Neckline design and lace colour


The added size flexibility with the overdress design has extended to the neckline. Where the cardigan’s neckline overlocked into place, offering no movement in that area, the overdress has another panel of elastic there. This immediately widens the range of sizes that can be accommodated and depending on your body frame, it may allow for more fun styling options if you are able to extend that neckline to be off the shoulder. It’s generous enough for that to be an option for me, though I am relatively average in that area at 36cm shoulders.



More noticeably, however, if harder to photograph, is that even though the lace design is the same on both the cardigan and the overdress, the one on the overdress is a different colour. Wine red is notoriously tricky to photograph accurately, though you can see that whilst the cardigan is the same shade and tone throughout, the lace on the overdress is cooler and almost purplish. The main mesh is the same across both designs, even though they seem to photograph slightly differently, making the cooler lace of the overdress stand out a little more. This might not be an issue for some and I certainly don’t foresee it being an issue for me when worn, but it may bother others.


Built-in gathering channels

One feature that the cardigan doesn’t have at all that’s introduced in the overdress are built-in gathering channels: two on the front and two at the back.

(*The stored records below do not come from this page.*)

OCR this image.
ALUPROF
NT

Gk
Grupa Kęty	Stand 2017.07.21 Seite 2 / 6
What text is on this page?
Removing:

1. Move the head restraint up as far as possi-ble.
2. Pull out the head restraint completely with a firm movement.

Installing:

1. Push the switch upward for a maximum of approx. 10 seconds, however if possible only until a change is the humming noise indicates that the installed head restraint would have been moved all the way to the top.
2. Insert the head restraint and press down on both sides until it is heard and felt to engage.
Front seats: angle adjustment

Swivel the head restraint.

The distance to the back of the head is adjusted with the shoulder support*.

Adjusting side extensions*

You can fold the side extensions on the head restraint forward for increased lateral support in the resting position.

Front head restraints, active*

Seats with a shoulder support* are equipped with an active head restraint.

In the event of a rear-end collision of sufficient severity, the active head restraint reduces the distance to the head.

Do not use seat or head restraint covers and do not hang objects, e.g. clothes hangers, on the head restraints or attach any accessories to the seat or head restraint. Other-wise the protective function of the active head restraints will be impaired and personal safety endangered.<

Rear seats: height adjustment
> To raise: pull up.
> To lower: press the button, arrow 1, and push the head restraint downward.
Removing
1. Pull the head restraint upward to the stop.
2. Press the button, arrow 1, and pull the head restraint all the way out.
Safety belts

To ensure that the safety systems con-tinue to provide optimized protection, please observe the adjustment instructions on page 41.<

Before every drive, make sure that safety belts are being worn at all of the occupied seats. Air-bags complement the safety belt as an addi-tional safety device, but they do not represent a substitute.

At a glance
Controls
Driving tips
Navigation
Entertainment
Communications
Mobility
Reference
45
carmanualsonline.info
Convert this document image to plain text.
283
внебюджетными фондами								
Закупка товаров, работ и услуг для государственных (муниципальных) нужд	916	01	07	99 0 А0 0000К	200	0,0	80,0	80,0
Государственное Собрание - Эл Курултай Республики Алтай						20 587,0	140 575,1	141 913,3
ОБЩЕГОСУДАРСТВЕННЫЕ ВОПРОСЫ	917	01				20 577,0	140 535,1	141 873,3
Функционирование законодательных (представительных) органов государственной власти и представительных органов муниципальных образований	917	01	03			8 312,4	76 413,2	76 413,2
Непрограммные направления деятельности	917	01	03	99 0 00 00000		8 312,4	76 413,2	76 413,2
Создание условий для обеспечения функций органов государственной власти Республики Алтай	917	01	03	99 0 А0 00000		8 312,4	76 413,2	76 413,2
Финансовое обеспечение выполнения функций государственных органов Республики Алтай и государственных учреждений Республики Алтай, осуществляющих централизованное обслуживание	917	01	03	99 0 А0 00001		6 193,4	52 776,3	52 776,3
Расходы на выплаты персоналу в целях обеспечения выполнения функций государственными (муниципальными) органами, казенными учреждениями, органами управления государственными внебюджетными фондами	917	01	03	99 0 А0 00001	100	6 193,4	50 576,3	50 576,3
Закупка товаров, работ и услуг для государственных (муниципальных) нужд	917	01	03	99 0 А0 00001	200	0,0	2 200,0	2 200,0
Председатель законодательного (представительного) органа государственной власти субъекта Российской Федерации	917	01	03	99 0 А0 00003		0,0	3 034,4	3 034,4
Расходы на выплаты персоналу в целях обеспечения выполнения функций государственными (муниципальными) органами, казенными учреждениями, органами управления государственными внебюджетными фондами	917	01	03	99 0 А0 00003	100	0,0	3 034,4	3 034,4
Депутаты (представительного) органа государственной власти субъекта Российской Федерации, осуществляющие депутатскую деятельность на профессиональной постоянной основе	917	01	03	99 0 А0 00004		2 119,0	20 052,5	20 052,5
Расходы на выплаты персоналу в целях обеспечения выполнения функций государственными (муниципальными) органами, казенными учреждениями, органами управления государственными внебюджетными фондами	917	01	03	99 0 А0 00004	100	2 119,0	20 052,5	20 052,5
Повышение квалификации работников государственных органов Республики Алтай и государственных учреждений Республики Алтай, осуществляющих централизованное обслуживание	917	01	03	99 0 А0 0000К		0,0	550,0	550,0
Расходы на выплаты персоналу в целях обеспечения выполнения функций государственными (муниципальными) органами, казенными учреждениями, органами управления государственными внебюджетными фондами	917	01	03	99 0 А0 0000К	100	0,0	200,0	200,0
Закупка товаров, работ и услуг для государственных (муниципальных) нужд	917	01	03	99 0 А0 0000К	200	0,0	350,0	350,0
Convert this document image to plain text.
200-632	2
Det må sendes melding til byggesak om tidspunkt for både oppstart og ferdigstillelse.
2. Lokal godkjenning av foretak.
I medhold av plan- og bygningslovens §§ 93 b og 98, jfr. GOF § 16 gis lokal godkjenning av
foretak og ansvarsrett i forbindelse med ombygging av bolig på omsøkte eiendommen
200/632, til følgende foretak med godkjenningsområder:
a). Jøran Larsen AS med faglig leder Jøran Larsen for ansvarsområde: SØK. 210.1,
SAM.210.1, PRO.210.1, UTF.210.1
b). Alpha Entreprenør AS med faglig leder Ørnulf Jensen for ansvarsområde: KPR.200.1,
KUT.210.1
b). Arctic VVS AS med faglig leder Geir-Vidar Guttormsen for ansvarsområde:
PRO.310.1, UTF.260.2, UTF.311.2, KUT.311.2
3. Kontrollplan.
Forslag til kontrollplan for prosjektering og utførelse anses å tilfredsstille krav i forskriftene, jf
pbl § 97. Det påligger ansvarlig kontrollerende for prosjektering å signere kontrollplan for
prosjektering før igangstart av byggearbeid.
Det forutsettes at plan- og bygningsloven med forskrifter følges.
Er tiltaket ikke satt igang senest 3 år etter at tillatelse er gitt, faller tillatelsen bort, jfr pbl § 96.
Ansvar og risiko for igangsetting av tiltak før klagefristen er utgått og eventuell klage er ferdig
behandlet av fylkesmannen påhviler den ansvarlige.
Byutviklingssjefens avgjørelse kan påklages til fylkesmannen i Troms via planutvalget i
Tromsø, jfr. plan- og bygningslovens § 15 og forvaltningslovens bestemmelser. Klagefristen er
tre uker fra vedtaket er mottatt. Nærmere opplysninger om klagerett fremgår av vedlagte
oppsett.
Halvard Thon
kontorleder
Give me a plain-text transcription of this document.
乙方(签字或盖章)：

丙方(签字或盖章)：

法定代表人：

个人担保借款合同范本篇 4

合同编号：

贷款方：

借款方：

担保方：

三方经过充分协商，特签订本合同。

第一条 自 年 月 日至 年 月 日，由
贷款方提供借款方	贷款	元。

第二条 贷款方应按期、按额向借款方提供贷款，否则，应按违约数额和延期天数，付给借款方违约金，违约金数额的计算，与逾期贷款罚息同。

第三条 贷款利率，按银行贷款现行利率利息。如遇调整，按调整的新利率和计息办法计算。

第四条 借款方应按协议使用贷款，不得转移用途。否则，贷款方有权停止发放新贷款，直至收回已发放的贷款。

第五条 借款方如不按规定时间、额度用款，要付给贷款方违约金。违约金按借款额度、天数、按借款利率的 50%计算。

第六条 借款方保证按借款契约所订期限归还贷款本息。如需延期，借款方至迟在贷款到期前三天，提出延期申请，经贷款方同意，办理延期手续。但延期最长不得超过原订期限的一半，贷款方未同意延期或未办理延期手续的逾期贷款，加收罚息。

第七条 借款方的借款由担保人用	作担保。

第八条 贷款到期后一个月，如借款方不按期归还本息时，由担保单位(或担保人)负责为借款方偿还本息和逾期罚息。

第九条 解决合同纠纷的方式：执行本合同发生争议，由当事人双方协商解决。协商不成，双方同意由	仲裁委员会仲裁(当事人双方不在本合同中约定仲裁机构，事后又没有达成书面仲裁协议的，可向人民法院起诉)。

Atelier Pierrot loves a bustle look, so it makes sense that they’d include that feature for their customers’ ease. Even more so as all the social media promotion of the overdress was focused on highlighting how versatile it is. Having built-in gathering channels makes achieving that look with no pins, no pain, and in no time. Moreover, as the shorter length of the overskirt (more traditional lolita length than the cardigan’s near midi) inherently works better with prints, being able to throw an overdress without having to resign yourself to hiding the print for the day is a big plus. 



Hopefully this comparison helps anyone who may have been considering getting a Nocturne and wasn’t sure which one to go for. And if you missed your chance by the time you’re seeing this post, at least you’ll know now whenever one appears on the second hand market.